Altuntaş, Türkiye’nin hematolojik kanserlerin tanı ve tedavisinde her türlü teknik ve donanıma sahip olduğuna dikkati çekerek, sözlerine şöyle devam eti:
“Türk bilim insanları olarak bazı klinik çalışmaları artık tüm ülke çapında yürütme olanağına sahibiz. Klinik çalışmalar artık ülke genelinde etkin, verimli, yaygın, sürdürülebilir ve Avrupa Birliği kalite ölçütlerinde yapılır hale gelmiştir. Ancak erken faz çalışmalar dediğimiz, Faz I ve II çalışmalarının yaygınlaştırılması ve artırılmasının da bir ihtiyaç olduğu açık. Bu bağlamda klinik araştırma kültürü geliştirilmeli ve desteklenmeli. Toplumda yaygın olan ‘kobay’ anlayışı değişmeli. Kanser alanında son yıllardaki yaşam süresi ve yaşam kalitesindeki inanılmaz gelişmelerin bu klinik çalışmalar sayesinde olduğu unutulmamalı.
Bugün kanser, tedavi edilebilir bir hastalık ise bu klinik çalışmalar sayesindedir. Bu nedenle klinik çalışmalar yaygınlaşmalı ve bunlara katılım artmalı. Bunun için daha çok hastanın yenilikçi tedavilere ulaşması için başta hasta, hekim, sağlık otoritesine, topluma ve medyaya önemli görevler düşmektedir.”
“Türkiye, kök hücre nakilleri noktasında gelişmiş ülkeler seviyesini yakaladı”
Derneğin 2. Başkanı Prof. Dr. Tuba Hacıbekiroğlu ise hematolojik kanserlerde tedavilerin giderek bireyselleştirildiğinin altını çizdi.

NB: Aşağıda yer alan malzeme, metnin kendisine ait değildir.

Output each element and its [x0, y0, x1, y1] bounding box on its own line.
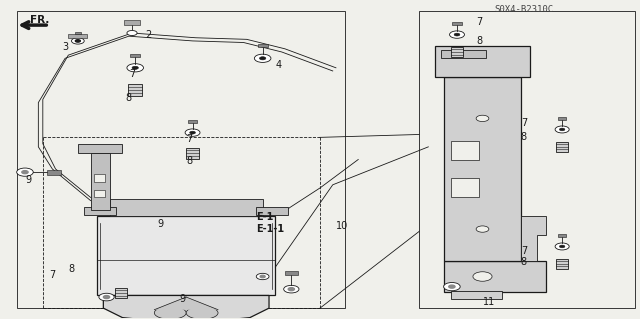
Text: 8: 8 — [521, 132, 527, 142]
Text: 7: 7 — [476, 17, 483, 27]
Circle shape — [127, 64, 143, 72]
Bar — [186, 148, 199, 159]
Circle shape — [555, 126, 569, 133]
Bar — [124, 20, 140, 25]
Circle shape — [127, 31, 137, 35]
Bar — [130, 54, 140, 57]
Bar — [68, 34, 88, 38]
Bar — [451, 141, 479, 160]
Bar — [435, 46, 531, 77]
Polygon shape — [521, 216, 546, 261]
Bar — [84, 207, 116, 215]
Circle shape — [189, 131, 195, 134]
Text: 8: 8 — [476, 36, 483, 46]
Text: 7: 7 — [49, 270, 56, 280]
Circle shape — [17, 168, 33, 176]
Text: 10: 10 — [336, 221, 348, 231]
Polygon shape — [103, 295, 269, 319]
Bar — [188, 120, 197, 123]
Bar — [17, 11, 346, 308]
Ellipse shape — [186, 307, 218, 319]
Circle shape — [473, 272, 492, 281]
Bar — [451, 291, 502, 299]
Circle shape — [132, 66, 138, 69]
Bar — [451, 178, 479, 197]
Bar — [558, 234, 566, 237]
Bar — [419, 11, 636, 308]
Text: E-1
E-1-1: E-1 E-1-1 — [256, 211, 284, 234]
Ellipse shape — [154, 307, 186, 319]
Text: 7: 7 — [521, 118, 527, 128]
Bar — [91, 153, 109, 210]
Bar — [452, 22, 461, 25]
Circle shape — [555, 243, 569, 250]
Text: S0X4-B2310C: S0X4-B2310C — [494, 5, 554, 14]
Text: 3: 3 — [62, 42, 68, 52]
Bar — [451, 47, 463, 57]
Text: 9: 9 — [157, 219, 164, 229]
Circle shape — [454, 33, 460, 36]
Text: 8: 8 — [186, 156, 192, 166]
Circle shape — [76, 40, 81, 42]
Text: 9: 9 — [180, 293, 186, 304]
Bar — [444, 261, 546, 292]
Bar — [115, 287, 127, 298]
Circle shape — [288, 287, 294, 291]
Text: 4: 4 — [275, 60, 282, 70]
Bar — [128, 84, 142, 96]
Circle shape — [259, 57, 266, 60]
Circle shape — [72, 38, 84, 44]
Circle shape — [284, 286, 299, 293]
Bar — [94, 189, 105, 197]
Text: 9: 9 — [26, 175, 32, 185]
Circle shape — [99, 293, 114, 301]
Text: 2: 2 — [145, 30, 151, 40]
Bar — [444, 77, 521, 261]
Bar — [285, 271, 298, 275]
Bar — [109, 199, 262, 216]
Circle shape — [449, 31, 465, 38]
Circle shape — [476, 115, 489, 122]
Circle shape — [260, 275, 265, 278]
Polygon shape — [154, 297, 218, 310]
Bar — [97, 216, 275, 295]
Circle shape — [103, 295, 109, 299]
Text: 8: 8 — [125, 93, 132, 103]
Bar — [47, 170, 61, 175]
Circle shape — [559, 128, 565, 131]
Bar — [257, 44, 268, 47]
Circle shape — [476, 226, 489, 232]
Text: 8: 8 — [68, 263, 74, 274]
Circle shape — [185, 129, 200, 136]
Text: 8: 8 — [521, 257, 527, 267]
Circle shape — [254, 54, 271, 63]
Circle shape — [449, 285, 455, 288]
Bar — [556, 142, 568, 152]
Bar — [94, 174, 105, 182]
Text: 11: 11 — [483, 297, 495, 308]
Text: 7: 7 — [186, 134, 193, 144]
Bar — [441, 50, 486, 58]
Text: 7: 7 — [129, 69, 135, 79]
Circle shape — [444, 283, 460, 291]
Circle shape — [256, 273, 269, 280]
Text: FR.: FR. — [30, 15, 49, 25]
Bar — [256, 207, 288, 215]
Bar — [558, 117, 566, 120]
Text: 7: 7 — [521, 246, 527, 256]
Bar — [78, 144, 122, 153]
Bar — [556, 259, 568, 269]
Circle shape — [559, 245, 565, 248]
Circle shape — [22, 171, 28, 174]
Bar — [75, 32, 81, 34]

Gelecekte tedavinin, bağışıklık sistemi, kök hücre, hücre ve genetik temeller üzerine yoğunlaşacağı değerlendirmesinde bulunan Hacıbekiroğlu, “Günümüzde hastalıktan ziyade, hasta temelli tanı ve tedavi yaklaşımları konuşulmaktadır. Çünkü aynı hastalığa sahip bireyler arasında bile hastalık seyri ve yanıt bakımından farklılıklar görülebilmektedir. Bu yaklaşım farklılığı, bütüncül ve bireyselleştirilmiş tıp anlayışını gerektirmektedir.” diye konuştu.
Derneğin Araştırma Sekreteri Prof. Dr. Abdulkadir Baştürk de Türkiye’nin, hematolojik kanserlerin tedavisinde kök hücre nakilleri noktasında gelişmiş ülkelerin seviyesini yakaladığına dikkati çekti.

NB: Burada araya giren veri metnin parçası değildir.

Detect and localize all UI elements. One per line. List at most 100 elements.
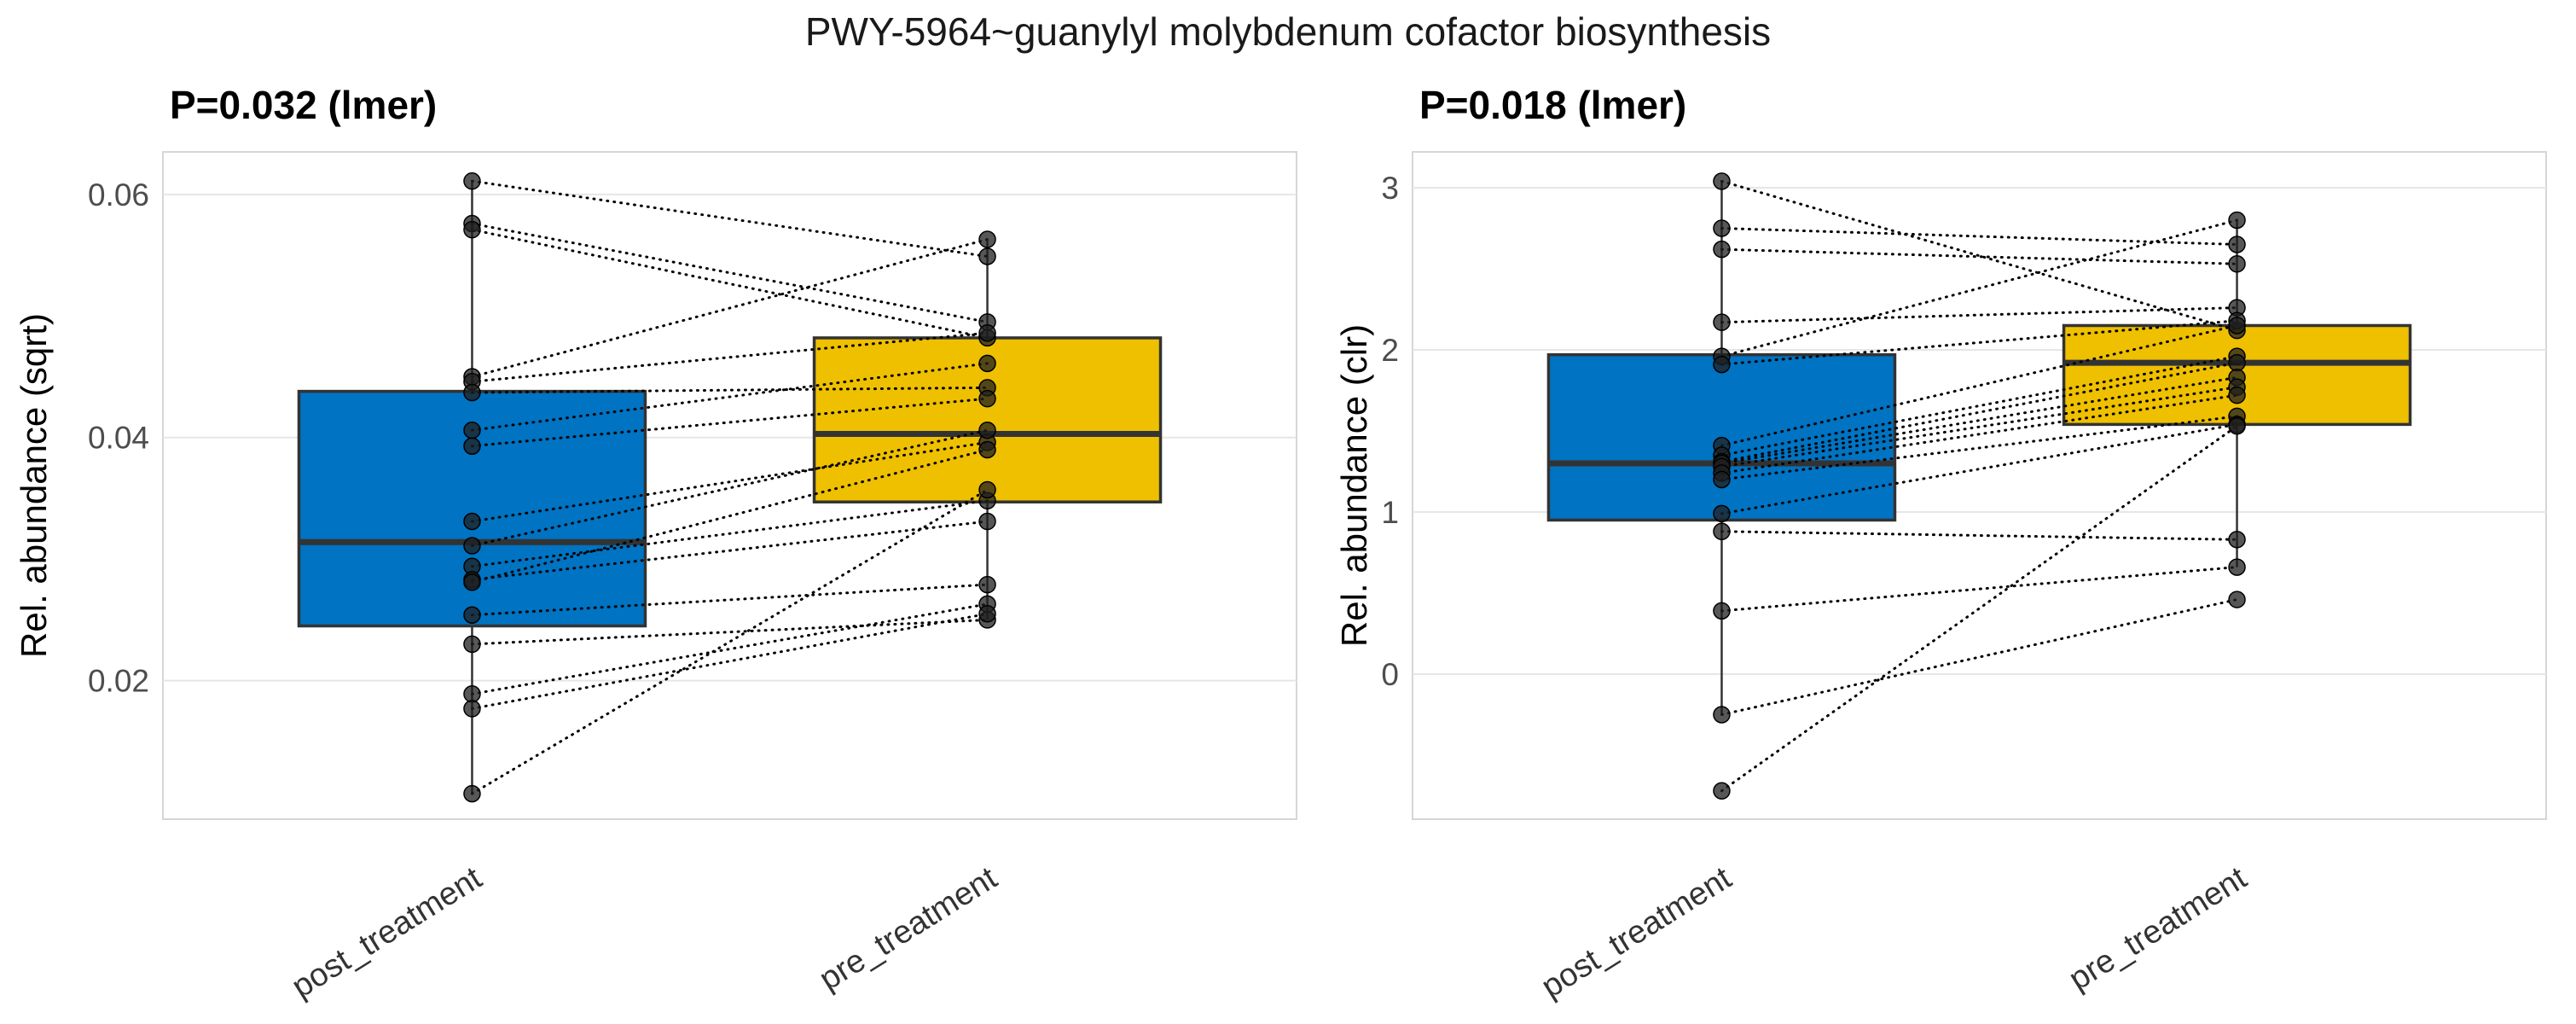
data-point xyxy=(1713,706,1731,724)
pair-line xyxy=(1720,247,2239,265)
x-tick-label: post_treatment xyxy=(286,860,489,1005)
x-tick-label: post_treatment xyxy=(1535,860,1738,1005)
data-point xyxy=(2228,211,2246,230)
pair-line xyxy=(1720,306,2239,324)
pair-line xyxy=(470,618,989,646)
pair-line xyxy=(1720,375,2239,465)
x-tick-label: pre_treatment xyxy=(2063,860,2253,998)
pair-line xyxy=(1720,323,2239,447)
data-point xyxy=(1713,782,1731,800)
pair-line xyxy=(1720,361,2239,463)
pair-line xyxy=(470,488,989,795)
data-point xyxy=(2228,591,2246,608)
pair-line xyxy=(470,440,989,523)
data-point xyxy=(978,389,996,408)
data-point xyxy=(978,230,996,248)
data-point xyxy=(978,354,996,373)
pair-line xyxy=(470,448,989,584)
data-point xyxy=(463,573,481,591)
data-point xyxy=(463,537,481,555)
paired-lines xyxy=(470,179,989,795)
data-point xyxy=(463,383,481,402)
data-point xyxy=(978,247,996,265)
pair-line xyxy=(470,362,989,432)
pair-line xyxy=(1720,218,2239,358)
y-tick-label: 3 xyxy=(1381,171,1399,206)
data-point xyxy=(978,512,996,531)
panel-left: 0.02 0.04 0.06 post_treatment pre_treatment xyxy=(88,151,1297,1005)
y-tick-label: 0.02 xyxy=(88,664,149,699)
pair-line xyxy=(1720,179,2239,332)
data-point xyxy=(2228,317,2246,335)
data-point xyxy=(2228,531,2246,549)
data-point xyxy=(1713,355,1731,374)
pair-line xyxy=(470,397,989,448)
data-point xyxy=(978,480,996,499)
data-point xyxy=(978,605,996,623)
data-point xyxy=(463,606,481,624)
data-point xyxy=(1713,470,1731,489)
data-point xyxy=(463,635,481,654)
y-tick-label: 0.06 xyxy=(88,177,149,212)
data-point xyxy=(978,575,996,594)
pair-line xyxy=(470,612,989,710)
data-point xyxy=(978,323,996,342)
data-point xyxy=(2228,236,2246,253)
pair-line xyxy=(1720,530,2239,541)
data-point xyxy=(1713,504,1731,523)
y-tick-label: 1 xyxy=(1381,495,1399,530)
pair-line xyxy=(470,602,989,695)
data-point xyxy=(463,784,481,803)
data-point xyxy=(463,700,481,718)
data-point xyxy=(463,437,481,455)
left-panel-pvalue-subtitle: P=0.032 (lmer) xyxy=(170,83,438,127)
data-point xyxy=(463,685,481,703)
data-point xyxy=(2228,353,2246,372)
pair-line xyxy=(1720,355,2239,457)
data-point xyxy=(463,512,481,531)
pair-line xyxy=(1720,566,2239,613)
pair-line xyxy=(470,583,989,617)
pair-line xyxy=(1720,422,2239,515)
data-point xyxy=(2228,417,2246,435)
pair-line xyxy=(470,222,989,323)
pair-line xyxy=(1720,386,2239,468)
y-tick-label: 2 xyxy=(1381,333,1399,368)
data-point xyxy=(1713,219,1731,237)
data-point xyxy=(1713,522,1731,541)
right-panel-pvalue-subtitle: P=0.018 (lmer) xyxy=(1419,83,1687,127)
pair-line xyxy=(1720,319,2239,366)
paired-lines xyxy=(1720,179,2239,793)
y-tick-label: 0.04 xyxy=(88,421,149,456)
panel-right: 0 1 2 3 post_treatment pre_treatment xyxy=(1381,151,2547,1005)
data-point xyxy=(1713,240,1731,259)
data-point xyxy=(1713,602,1731,620)
pair-line xyxy=(1720,598,2239,716)
pair-line xyxy=(1720,415,2239,481)
data-points xyxy=(1713,172,2246,800)
data-point xyxy=(2228,255,2246,273)
x-tick-label: pre_treatment xyxy=(813,860,1003,998)
data-points xyxy=(463,172,996,803)
data-point xyxy=(1713,172,1731,190)
pair-line xyxy=(470,428,989,548)
pair-line xyxy=(470,520,989,581)
pair-line xyxy=(1720,424,2239,793)
data-point xyxy=(463,172,481,190)
pair-line xyxy=(470,499,989,568)
chart-title: PWY-5964~guanylyl molybdenum cofactor bi… xyxy=(804,9,1772,54)
pair-line xyxy=(470,238,989,379)
pair-line xyxy=(470,331,989,383)
pair-line xyxy=(470,228,989,340)
pair-line xyxy=(470,179,989,258)
y-tick-label: 0 xyxy=(1381,657,1399,692)
data-point xyxy=(463,421,481,439)
data-point xyxy=(978,421,996,439)
pair-line xyxy=(1720,393,2239,474)
pair-line xyxy=(470,386,989,394)
data-point xyxy=(1713,313,1731,331)
data-point xyxy=(463,220,481,239)
data-point xyxy=(2228,386,2246,404)
data-point xyxy=(2228,558,2246,576)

“Kan, kemik ve lenf bezi kanserlerinin tedavisinde oldukça önemli bir yere sahip olan kök hücre nakli, Türkiye’de yıllık 6 bin civarı sayılara ulaşarak artık Batı ülkelerinin seviyesine ulaştı. Bu sayılar, Avrupa ve Amerika ile benzerdir.” bilgisini veren Baştürk, Türkiye’nin dünya genelinde hematolojik kanser tedavisinde çok iyi bir konumda olduğunu vurguladı.
Sağlık Bakanlığı ve Türk Kızılay işbirliğinde yürütülen Türkiye Kök Hücre Koordinasyon Merkezi (TÜRKÖK) projesiyle kök hücre verici bulma konusunda Türkiye’de gelinen noktanın önemine de dikkati çeken Baştürk, “TÜRKÖK sayesinde binlerce hematolojik kanserli hasta yaşama tutundu ve bağışçılardan toplanan hücrelerin en az yüzde 10’u yurt dışında yüzlerce hastaya umut oldu.” dedi.